The shift to modularity has bedeviled Java

Modularity, via Project Jigsaw, is supposed to boost Java scalability and security. But Java 9’s modularity plans have set off alarm bells around the need to set up two different realms—one for modularity and another lacking it.

Modularity is such a complicated refashioning it was pushed out to Java 9 after being dropped from Java 8, which was released in March 2014.

With modularity, parts of the JDK can be compiled at runtime in several ways. But modularity may not mean all that much for actual coding. “I don’t think that modularization is going to do much to change how people code or change their coding practices or productivity,” said Gil Tene, CTO at Java software vendor Azul Systems. But Oracle’s Mark Reinhold, chief architect of the company’s Java platform group, has been on the modularity soapbox for years, describing Jigsaw as a “profound change” nearly two years ago.
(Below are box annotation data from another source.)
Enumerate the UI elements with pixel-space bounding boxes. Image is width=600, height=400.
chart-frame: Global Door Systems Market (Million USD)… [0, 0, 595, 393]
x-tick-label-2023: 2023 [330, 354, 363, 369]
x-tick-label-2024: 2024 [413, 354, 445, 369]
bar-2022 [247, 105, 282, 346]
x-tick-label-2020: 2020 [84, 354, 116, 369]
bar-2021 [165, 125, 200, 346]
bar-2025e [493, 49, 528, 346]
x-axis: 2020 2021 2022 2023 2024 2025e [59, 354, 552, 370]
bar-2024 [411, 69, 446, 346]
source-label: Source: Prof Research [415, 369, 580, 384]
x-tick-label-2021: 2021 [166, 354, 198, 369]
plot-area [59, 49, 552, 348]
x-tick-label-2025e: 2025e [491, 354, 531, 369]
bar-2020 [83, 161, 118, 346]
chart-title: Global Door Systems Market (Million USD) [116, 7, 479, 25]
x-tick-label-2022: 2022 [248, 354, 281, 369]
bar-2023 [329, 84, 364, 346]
Whether or not developers ultimately find modularity to be useful, it’s all but certain to be added to Java 9. Oracle is now expressing optimism about mending fences with the rest of the Java community over the modular plan and finally, at long last, delivering modular Java in release 9.

New capabilities abound in Java 9

There is more to Java 9 than modularity. Ahead-of-time compilation,albeit in an experimental implementation at least for now, should help with application startup times. The REPL, via jShell, will provide a command-line tool to evaluate declarations, along with an API for other applications to use this capability.

The HTTP/2 client API for Java 9 should help implement the upgrade to HTTP and WebSocket and can replace the HttpURLConnection API. The existing API has many problems, including being hard to use and maintain.

Unified JVM logging will introduce a common logging system for components of the JVM, providing command-line options for logging and helping find root causes of crashes or performance quirks. Also on the Java 9 docket is a new version-string scheme, defining a scheme to easily distinguish major, minor, and security-update releases.

A faster upgrade pace for Java

If Oracle meets the latest target release date for Java 9, about three-and-a-half years will have passed between Java 8 and Java 9. Going forward, Oracle anticipates a faster release cadence, with releases coming every year—or even more frequently—so Java devotees do not have to wait so long for new features.

User sites might be left wondering whether they should accommodate such a quick update cycle. But they also won’t have to wait as long for the key new features that they do want.